Although the secretagogues listed in Table 44-2 stimulate fluid and electrolyte secretion via one of three distinct second messengers (i.e., cAMP, cGMP, and Ca²⁺), the end effects are quite similar. As summarized in Table 44-4, all three second-messenger systems stimulate active Cl⁻ secretion (see Fig. 44-5) and inhibit electroneutral NaCl absorption (see Fig. 44-3C). The abilities of cAMP and Ca²⁺ to stimulate Cl⁻ secretion and inhibit electroneutral NaCl absorption are almost identical. In contrast, cGMP's ability to stimulate Cl⁻ secretion is somewhat less, although its effects on electroneutral NaCl absorption are quantitatively similar to those of cAMP and Ca²⁺. Both stimulation of Cl⁻ secretion and inhibition of electroneutral NaCl absorption have the same overall effect: net secretion of fluid and electrolytes. It is uncertain whether the observed decrease in electroneutral NaCl absorption is the result of inhibiting Na-H exchange, Cl-HCO₃ exchange, or both inasmuch as electroneutral NaCl absorption represents the coupling of separate Na-H and Cl-HCO₃ exchange processes via pH_i (see Fig. 44-3C).

Mineralocorticoids, glucocorticoids, and somatostatin are absorptagogues

Although multiple secretagogues exist, relatively few agonists can be found that enhance fluid and electrolyte absorption. The cellular effects of these absorptagogues are less well understood than those of the secretagogues. Those few absorptagogues that have been identified increase intestinal fluid and electrolyte absorption by either a paracrine or an endocrine mechanism.

Corticosteroids are the primary hormones that enhance intestinal fluid and electrolyte absorption. Mineralocorticoids (e.g., aldosterone) stimulate Na⁺ absorption and K⁺ secretion in the distal end of the colon; they do not affect ion transport in the small intestine. Their cellular actions are outlined on page 1027. Aldosterone induces both apical membrane Na⁺ channels (a process that is inhibited by the diuretic amiloride) and basolateral Na-K pumps; this action results in substantial enhancement of colonic “electrogenic” Na⁺ absorption. Although the effects of glucocorticoids on ion transport have most often been considered a result of crossover binding to the mineralocorticoid receptor (see p. 766), it is now evident that glucocorticoids also have potent actions on ion transport via their own receptor and that these changes in ion transport are distinct from those of the mineralocorticoids. Glucocorticoids stimulate electroneutral NaCl absorption (see Fig. 44-3C) throughout the large and small intestine without any effect on either K⁺secretion or electrogenic Na⁺ absorption. Both corticosteroids act, at least in part, by genomic mechanisms (see pp. 71–72).

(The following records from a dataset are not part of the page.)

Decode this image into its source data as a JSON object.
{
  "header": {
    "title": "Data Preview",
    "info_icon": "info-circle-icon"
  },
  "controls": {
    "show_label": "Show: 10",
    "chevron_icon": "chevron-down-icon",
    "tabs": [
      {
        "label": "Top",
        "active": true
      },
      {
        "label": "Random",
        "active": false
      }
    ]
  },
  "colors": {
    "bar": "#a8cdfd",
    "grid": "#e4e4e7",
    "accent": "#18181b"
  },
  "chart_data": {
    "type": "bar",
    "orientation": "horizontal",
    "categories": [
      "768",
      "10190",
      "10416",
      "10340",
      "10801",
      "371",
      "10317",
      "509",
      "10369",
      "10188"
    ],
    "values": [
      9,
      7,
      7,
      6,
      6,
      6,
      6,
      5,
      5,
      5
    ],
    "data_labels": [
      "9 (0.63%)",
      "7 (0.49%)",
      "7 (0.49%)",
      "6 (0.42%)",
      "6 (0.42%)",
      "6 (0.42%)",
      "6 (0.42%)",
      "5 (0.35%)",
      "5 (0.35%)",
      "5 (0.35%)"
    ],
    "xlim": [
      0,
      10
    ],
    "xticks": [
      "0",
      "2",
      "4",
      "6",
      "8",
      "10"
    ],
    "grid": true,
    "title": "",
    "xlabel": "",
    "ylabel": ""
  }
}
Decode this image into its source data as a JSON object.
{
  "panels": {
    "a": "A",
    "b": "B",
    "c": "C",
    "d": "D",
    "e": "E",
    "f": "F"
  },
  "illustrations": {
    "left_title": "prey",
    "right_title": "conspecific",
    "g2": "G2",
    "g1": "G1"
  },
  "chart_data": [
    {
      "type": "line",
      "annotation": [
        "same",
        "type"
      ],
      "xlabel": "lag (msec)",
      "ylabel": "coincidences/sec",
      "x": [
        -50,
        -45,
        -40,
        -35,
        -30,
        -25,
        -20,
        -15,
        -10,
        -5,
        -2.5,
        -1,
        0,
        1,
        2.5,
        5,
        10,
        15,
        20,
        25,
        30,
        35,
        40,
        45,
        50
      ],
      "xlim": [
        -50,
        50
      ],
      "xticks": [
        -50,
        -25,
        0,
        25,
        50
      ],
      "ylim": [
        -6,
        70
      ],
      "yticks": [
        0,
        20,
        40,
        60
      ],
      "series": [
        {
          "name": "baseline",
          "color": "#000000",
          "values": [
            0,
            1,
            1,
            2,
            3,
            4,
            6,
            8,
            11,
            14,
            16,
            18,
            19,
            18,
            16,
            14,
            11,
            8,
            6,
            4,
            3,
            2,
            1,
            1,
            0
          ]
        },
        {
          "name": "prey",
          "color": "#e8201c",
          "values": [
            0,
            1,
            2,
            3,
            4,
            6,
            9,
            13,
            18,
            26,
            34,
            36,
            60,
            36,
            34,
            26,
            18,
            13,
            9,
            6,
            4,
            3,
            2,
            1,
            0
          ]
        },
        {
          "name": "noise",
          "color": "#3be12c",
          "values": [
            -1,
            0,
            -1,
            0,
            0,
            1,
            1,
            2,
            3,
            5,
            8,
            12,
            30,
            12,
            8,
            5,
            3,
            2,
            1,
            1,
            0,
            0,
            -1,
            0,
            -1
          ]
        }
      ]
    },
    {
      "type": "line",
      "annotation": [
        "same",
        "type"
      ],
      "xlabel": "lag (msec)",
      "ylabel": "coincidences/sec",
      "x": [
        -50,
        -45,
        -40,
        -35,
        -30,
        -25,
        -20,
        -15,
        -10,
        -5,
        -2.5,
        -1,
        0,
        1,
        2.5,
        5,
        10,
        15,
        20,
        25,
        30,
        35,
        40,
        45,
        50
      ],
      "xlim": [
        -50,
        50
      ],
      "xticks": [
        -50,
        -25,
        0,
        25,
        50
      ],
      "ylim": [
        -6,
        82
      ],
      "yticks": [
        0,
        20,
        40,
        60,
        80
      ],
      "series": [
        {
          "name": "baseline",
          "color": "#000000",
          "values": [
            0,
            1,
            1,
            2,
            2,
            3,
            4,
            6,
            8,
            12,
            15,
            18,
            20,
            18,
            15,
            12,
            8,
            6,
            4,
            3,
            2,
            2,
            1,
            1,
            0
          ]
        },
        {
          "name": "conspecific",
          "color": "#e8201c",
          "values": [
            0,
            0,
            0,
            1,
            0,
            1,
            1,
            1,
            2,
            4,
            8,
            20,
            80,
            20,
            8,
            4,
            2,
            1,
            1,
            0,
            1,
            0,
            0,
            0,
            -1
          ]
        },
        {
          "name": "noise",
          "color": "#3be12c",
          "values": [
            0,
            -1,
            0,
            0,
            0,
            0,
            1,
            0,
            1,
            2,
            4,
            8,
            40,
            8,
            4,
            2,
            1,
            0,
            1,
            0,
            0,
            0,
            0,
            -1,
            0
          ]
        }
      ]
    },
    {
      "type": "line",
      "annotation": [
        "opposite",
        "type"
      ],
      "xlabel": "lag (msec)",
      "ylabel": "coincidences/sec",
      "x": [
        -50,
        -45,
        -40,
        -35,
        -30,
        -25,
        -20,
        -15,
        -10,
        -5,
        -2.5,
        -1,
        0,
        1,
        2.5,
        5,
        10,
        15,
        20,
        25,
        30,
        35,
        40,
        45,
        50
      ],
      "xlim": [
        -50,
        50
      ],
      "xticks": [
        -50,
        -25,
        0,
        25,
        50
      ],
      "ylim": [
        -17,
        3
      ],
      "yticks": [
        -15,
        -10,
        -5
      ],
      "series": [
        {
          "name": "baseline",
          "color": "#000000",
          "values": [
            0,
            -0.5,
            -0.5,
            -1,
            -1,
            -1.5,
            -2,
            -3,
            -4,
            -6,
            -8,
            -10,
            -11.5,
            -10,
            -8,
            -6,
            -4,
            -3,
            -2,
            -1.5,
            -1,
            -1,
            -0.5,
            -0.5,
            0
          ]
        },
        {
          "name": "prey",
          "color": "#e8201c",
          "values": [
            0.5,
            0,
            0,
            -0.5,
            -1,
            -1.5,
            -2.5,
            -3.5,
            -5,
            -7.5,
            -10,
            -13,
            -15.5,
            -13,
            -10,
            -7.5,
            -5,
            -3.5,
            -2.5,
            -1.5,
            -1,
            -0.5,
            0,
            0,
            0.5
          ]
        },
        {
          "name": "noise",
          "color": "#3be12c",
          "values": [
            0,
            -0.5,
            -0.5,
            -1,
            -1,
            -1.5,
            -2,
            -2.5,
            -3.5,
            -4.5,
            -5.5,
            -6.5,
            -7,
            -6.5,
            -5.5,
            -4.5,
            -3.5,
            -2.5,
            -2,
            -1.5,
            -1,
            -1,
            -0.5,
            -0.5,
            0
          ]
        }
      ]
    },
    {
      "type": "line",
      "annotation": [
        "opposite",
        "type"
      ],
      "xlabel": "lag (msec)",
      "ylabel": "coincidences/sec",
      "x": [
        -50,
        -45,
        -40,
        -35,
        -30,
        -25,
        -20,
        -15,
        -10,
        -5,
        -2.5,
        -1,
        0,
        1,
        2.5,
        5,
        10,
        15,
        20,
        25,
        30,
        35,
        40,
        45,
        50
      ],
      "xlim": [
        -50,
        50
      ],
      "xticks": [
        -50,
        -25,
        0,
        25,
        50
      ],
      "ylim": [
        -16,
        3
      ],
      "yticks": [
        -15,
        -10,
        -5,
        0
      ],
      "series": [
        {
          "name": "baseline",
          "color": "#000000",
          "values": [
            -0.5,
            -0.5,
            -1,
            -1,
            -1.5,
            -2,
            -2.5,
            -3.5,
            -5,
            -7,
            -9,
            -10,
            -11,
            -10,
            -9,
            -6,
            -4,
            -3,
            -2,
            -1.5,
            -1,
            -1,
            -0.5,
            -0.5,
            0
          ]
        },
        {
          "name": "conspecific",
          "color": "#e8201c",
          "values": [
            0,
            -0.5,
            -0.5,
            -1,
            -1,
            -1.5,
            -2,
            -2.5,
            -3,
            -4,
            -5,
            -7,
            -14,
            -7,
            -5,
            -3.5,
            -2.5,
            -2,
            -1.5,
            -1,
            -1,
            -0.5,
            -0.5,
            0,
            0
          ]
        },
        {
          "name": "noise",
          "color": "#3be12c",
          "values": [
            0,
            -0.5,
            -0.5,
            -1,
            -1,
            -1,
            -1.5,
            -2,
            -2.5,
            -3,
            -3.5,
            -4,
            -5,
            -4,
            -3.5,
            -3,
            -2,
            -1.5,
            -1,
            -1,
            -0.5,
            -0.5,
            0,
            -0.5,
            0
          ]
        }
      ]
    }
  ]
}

Other agonists appear to stimulate fluid and electrolyte absorption by stimulating electroneutral NaCl absorption and inhibiting electrogenic  secretion; both these changes enhance fluid absorption. Among these absorptagogues are somatostatin, which is released from endocrine cells in the intestinal mucosa (see pp. 993–994), and the enkephalins and norepinephrine, which are neurotransmitters of enteric neurons. The limited information available suggests that these agonists affect ion transport by decreasing [Ca²⁺]_i, probably by blocking Ca²⁺ channels. Thus, it appears that fluctuations in [Ca²⁺]_i regulate Na⁺ and Cl⁻ transport in both the absorptive (low [Ca²⁺]_i) and secretory (high [Ca²⁺]_i) directions. Therefore, Ca²⁺ is clearly a critical modulator of intestinal ion transport.